Jet.AI Inc. (NASDAQ:JTAI), a company specializing in non-scheduled air transportation, announced significant corporate developments following its Annual Meeting of Stockholders on Monday. The company, formerly known as Oxbridge Acquisition Corp., received stockholder approval for a series of proposals that included amending its Omnibus Incentive Plan and increasing its authorized shares of common stock.
The approved 2023 Amended and Restated Omnibus Incentive Plan establishes a fixed number of shares available for issuance at 2,460,000 shares, removing the automatic share replenishment feature. This move is aimed at creating a more predictable and transparent structure for the company's incentive plan.
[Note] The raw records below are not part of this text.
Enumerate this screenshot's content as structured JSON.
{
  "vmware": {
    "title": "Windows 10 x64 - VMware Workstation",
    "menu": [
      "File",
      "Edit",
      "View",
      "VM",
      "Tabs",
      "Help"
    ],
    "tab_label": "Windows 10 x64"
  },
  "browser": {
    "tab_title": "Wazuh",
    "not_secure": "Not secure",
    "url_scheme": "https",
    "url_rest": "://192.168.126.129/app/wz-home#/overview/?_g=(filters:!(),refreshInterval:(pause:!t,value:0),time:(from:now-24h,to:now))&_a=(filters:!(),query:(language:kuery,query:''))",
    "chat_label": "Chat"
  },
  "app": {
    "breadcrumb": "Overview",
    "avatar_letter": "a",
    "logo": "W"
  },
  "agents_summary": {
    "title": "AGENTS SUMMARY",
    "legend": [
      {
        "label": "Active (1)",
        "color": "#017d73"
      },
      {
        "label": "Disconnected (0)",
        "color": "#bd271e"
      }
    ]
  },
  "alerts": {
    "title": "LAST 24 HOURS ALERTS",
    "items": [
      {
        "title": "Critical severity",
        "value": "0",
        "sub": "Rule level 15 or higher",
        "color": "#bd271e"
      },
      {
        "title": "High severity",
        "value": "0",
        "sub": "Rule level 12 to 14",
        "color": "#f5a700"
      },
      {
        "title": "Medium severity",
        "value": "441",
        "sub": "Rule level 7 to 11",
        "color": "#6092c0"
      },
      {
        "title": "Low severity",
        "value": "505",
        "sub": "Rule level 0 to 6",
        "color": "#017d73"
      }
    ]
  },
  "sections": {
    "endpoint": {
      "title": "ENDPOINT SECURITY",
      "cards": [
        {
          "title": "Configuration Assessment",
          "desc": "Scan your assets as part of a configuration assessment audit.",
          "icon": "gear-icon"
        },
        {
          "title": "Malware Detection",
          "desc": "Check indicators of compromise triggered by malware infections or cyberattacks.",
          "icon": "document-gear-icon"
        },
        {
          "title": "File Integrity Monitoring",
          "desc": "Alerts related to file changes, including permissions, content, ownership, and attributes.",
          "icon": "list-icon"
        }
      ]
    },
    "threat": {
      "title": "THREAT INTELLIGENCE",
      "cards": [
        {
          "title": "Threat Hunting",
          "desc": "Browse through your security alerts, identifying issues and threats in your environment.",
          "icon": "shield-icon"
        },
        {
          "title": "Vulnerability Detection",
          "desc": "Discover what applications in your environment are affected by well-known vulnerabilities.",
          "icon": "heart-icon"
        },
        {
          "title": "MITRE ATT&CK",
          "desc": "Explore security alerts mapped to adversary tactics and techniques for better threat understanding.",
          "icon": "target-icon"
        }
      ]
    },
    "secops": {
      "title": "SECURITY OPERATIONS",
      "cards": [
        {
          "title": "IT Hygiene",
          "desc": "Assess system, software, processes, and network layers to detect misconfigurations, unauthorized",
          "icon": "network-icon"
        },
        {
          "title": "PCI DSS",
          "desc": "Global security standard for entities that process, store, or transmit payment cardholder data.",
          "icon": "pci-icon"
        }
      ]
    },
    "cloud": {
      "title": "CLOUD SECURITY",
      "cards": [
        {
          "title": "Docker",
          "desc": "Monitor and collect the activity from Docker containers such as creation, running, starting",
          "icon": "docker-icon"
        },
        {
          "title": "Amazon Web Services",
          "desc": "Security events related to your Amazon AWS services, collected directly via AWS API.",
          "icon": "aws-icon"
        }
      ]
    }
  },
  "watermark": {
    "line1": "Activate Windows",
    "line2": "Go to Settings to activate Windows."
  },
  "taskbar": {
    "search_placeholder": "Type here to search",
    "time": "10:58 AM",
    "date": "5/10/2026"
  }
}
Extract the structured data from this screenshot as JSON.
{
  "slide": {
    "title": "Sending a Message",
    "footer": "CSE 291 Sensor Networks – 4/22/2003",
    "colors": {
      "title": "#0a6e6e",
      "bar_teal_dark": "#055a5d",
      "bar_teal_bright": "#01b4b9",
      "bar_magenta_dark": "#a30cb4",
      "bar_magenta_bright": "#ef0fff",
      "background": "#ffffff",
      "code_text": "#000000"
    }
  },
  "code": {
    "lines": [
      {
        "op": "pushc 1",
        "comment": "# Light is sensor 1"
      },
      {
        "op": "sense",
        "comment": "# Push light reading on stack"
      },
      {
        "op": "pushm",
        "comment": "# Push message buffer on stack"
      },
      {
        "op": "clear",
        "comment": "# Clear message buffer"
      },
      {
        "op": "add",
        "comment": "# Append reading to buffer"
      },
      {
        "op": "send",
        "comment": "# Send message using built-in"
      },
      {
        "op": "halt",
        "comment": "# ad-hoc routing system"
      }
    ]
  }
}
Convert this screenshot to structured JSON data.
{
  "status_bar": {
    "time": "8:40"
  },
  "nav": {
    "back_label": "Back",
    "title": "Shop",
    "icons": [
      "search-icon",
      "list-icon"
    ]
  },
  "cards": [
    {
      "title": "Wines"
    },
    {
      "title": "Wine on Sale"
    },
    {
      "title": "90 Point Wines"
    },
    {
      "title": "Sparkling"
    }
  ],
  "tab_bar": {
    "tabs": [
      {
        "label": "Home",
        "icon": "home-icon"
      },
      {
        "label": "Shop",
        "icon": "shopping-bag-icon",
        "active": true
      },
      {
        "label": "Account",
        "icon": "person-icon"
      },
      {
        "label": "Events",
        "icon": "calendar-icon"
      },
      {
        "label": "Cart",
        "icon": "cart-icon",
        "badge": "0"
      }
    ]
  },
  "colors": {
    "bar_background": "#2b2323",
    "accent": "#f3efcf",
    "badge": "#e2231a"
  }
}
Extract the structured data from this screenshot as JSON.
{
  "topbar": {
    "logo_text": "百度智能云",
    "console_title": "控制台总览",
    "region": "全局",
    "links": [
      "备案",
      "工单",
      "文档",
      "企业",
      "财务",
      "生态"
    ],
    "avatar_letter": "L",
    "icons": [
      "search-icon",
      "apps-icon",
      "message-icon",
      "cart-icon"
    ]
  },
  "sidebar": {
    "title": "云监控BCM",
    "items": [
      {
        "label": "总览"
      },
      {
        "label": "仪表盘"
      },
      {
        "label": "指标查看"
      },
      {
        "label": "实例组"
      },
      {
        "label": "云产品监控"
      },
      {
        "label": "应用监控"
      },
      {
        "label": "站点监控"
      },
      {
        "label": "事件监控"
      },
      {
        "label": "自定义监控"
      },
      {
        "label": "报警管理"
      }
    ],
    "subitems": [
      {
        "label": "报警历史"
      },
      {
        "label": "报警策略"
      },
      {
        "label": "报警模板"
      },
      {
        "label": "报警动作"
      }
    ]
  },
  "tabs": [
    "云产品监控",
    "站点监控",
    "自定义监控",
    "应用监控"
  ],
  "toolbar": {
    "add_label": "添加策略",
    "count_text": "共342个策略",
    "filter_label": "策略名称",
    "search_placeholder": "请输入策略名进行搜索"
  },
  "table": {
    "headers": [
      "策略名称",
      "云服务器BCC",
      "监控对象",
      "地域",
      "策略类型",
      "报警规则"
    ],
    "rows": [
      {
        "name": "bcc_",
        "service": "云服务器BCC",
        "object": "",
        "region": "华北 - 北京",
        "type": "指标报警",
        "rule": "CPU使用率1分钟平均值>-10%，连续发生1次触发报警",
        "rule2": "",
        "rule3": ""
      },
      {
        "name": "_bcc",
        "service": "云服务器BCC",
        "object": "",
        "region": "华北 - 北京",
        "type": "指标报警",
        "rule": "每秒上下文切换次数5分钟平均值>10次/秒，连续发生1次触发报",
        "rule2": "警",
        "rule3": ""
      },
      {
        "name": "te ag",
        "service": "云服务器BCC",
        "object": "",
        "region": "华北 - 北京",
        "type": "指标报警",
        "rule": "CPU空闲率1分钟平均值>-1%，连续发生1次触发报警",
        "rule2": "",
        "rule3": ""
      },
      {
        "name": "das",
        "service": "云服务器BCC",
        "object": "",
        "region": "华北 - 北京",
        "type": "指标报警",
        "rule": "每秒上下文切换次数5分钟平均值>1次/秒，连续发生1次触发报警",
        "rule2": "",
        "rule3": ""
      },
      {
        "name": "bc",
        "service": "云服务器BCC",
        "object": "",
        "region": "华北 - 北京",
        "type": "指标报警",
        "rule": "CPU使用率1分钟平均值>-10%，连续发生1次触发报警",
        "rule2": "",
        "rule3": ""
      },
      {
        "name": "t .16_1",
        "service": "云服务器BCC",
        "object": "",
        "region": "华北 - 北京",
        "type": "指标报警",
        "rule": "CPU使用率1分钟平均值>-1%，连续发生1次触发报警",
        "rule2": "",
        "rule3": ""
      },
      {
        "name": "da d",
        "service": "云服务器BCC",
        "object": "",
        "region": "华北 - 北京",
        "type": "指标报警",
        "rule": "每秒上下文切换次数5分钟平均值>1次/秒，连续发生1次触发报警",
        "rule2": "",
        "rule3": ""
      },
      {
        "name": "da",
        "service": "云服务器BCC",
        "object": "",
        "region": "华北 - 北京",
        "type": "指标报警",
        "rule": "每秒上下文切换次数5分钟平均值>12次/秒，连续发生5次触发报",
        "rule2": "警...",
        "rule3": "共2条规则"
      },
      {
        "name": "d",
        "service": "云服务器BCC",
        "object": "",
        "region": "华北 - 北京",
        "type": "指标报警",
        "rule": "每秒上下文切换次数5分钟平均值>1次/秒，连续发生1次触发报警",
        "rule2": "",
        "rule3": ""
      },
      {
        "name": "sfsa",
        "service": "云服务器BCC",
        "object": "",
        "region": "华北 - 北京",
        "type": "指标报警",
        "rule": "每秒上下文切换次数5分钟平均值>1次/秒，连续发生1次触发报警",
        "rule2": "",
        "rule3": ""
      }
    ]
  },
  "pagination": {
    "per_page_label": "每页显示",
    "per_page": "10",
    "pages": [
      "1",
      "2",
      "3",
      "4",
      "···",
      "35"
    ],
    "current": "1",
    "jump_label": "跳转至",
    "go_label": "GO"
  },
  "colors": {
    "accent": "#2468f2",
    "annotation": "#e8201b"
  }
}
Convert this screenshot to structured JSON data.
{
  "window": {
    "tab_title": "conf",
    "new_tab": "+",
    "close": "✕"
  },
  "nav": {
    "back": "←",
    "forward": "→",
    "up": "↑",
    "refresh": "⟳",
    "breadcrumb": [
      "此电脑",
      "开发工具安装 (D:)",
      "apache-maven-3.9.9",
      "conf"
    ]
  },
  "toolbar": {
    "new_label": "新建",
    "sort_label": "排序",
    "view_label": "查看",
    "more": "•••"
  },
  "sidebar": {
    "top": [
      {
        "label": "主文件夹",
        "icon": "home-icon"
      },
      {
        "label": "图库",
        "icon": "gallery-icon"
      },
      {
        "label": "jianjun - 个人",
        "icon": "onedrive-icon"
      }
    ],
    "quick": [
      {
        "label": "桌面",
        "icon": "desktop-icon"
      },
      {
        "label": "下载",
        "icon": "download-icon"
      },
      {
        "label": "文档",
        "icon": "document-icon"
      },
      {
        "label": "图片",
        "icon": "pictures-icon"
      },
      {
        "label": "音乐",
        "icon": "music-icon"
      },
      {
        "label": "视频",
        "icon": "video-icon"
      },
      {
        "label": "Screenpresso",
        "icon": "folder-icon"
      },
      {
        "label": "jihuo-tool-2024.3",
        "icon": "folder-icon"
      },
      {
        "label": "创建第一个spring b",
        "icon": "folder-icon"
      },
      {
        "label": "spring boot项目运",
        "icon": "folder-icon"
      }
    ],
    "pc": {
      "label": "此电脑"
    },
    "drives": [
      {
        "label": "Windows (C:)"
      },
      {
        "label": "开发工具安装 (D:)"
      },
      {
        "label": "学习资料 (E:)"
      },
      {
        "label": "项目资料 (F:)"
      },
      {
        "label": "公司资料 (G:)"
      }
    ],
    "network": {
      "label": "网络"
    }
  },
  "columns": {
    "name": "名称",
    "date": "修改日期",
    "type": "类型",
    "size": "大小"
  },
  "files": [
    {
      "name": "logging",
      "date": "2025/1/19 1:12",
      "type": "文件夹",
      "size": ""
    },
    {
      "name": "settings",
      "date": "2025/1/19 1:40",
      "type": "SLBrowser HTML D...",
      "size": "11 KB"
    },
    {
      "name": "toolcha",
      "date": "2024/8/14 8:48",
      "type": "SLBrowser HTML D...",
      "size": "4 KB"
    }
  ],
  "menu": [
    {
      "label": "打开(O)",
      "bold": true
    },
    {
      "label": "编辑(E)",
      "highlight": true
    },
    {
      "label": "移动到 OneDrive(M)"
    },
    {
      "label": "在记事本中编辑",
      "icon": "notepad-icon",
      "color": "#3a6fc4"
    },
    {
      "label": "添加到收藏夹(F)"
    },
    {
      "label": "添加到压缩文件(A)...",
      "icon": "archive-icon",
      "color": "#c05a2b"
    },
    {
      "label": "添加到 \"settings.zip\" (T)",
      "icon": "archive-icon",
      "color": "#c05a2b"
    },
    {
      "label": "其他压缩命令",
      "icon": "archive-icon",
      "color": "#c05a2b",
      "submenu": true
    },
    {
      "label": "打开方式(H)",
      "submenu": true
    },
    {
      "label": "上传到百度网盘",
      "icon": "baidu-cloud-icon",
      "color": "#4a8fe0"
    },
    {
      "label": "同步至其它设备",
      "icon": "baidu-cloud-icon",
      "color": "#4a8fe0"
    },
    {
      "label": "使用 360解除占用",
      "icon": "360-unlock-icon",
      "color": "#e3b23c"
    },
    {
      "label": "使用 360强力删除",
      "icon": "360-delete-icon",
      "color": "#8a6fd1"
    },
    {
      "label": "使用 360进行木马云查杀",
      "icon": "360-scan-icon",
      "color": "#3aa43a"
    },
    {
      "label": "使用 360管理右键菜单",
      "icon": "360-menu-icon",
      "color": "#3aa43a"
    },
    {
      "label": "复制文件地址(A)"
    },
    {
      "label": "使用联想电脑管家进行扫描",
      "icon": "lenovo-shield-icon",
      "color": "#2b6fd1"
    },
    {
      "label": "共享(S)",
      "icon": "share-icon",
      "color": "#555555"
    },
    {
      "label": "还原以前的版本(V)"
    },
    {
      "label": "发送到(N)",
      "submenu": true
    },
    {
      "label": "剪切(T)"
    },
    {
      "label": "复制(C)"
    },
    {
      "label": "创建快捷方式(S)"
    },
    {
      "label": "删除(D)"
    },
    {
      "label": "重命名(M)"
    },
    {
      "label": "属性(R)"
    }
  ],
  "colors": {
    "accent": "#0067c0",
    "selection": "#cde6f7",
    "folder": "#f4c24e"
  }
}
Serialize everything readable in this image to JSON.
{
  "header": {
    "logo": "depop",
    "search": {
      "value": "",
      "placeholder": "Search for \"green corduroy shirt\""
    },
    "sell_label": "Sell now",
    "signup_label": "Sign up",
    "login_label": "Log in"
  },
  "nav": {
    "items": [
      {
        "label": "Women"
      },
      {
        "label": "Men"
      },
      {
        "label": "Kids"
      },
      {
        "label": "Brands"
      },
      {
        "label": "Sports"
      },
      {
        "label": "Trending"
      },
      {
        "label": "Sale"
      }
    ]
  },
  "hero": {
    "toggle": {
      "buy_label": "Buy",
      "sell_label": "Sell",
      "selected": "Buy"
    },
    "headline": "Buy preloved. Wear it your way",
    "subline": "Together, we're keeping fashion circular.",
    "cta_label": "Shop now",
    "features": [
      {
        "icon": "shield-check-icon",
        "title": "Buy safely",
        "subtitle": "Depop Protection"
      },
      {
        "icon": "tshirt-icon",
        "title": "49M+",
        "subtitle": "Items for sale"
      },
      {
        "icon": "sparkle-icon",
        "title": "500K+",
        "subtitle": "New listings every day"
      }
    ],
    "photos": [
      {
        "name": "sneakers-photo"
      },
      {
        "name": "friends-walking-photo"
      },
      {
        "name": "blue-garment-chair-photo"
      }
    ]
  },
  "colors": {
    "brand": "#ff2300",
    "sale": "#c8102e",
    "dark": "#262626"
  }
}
Details of the plan were outlined in the Proxy Statement filed on August 5, 2024.
Additionally, stockholders voted in favor of increasing Jet.AI's authorized shares of common stock to 200 million shares. This amendment, filed with the Delaware Secretary of State on July 25, 2024, is now effective, paving the way for potential future growth and financing opportunities.
During the Annual Meeting, stockholders also ratified the appointment of Hacker Johnson & Smith PA as the company's independent registered public accounting firm for the fiscal year ending December 31, 2024.
Furthermore, two Class I directors, Lt. Col. Ran David and Donald Jeffrey Woods, were elected to serve on the company's board until the 2027 annual meeting of stockholders.
Other proposals that received approval included the potential issuance of securities to Ionic Ventures, LLC and Maxim Group LLC, which could result in the issuance of shares exceeding 20% of the company's outstanding common stock at a price below the minimum as defined by Nasdaq Listing Rule 5635(d).
Lastly, stockholders granted the Board of Directors the discretion to effect a reverse stock split at a ratio not less than one-for-two and not greater than one-for-one thousand, with the exact ratio to be set by the Board without further stockholder approval.
These corporate actions reflect Jet.AI's strategic initiatives to position itself for future growth and to incentivize performance through a revised stock plan. The information provided in this article is based on a press release statement.
In other recent news, Jet.AI has made several strategic moves. The air transportation company announced an agreement with Ionic Ventures, where Ionic committed to refrain from enforcing legal rights under a previous Securities Purchase Agreement. In return, Jet.AI issued Ionic 50 shares of its Series B Convertible Preferred Stock. This agreement was part of Jet.AI's ongoing financial strategies.
Jet.AI also unveiled the beta release of the web version of its JetLeg.AI app, which aims to repurpose empty private flights into cost-effective charters. The company is also preparing to launch the second version of its flagship AI solution, CharterGPT, in Q4 2024.
The company has settled with Sunpeak Holdings Corporation, issuing equity and resolving outstanding claims. In exchange for approximately $2.4 million in claims against designated vendors of Jet.AI, Sunpeak Holdings will receive shares of Jet.AI common stock.
Jet.AI secured a substantial $280 million debt financing arrangement for the acquisition of Bombardier (OTC:BDRBF) Challenger 3500 aircraft, a strategic move for their fleet expansion. Deliveries of these aircraft are expected to commence in 2026.
Finally, the company announced amendments to its corporate agreements and securities, affecting shareholder rights and the conversion price of its preferred stock. These changes include "leak-out" restrictions to prevent market disruptions and protect existing shareholders.
Additionally, Jet.AI revised the quorum requirement for shareholder meetings, with one-third of the voting power of all shares entitled to vote now constituting a quorum. These are among the recent developments from Jet.AI Inc.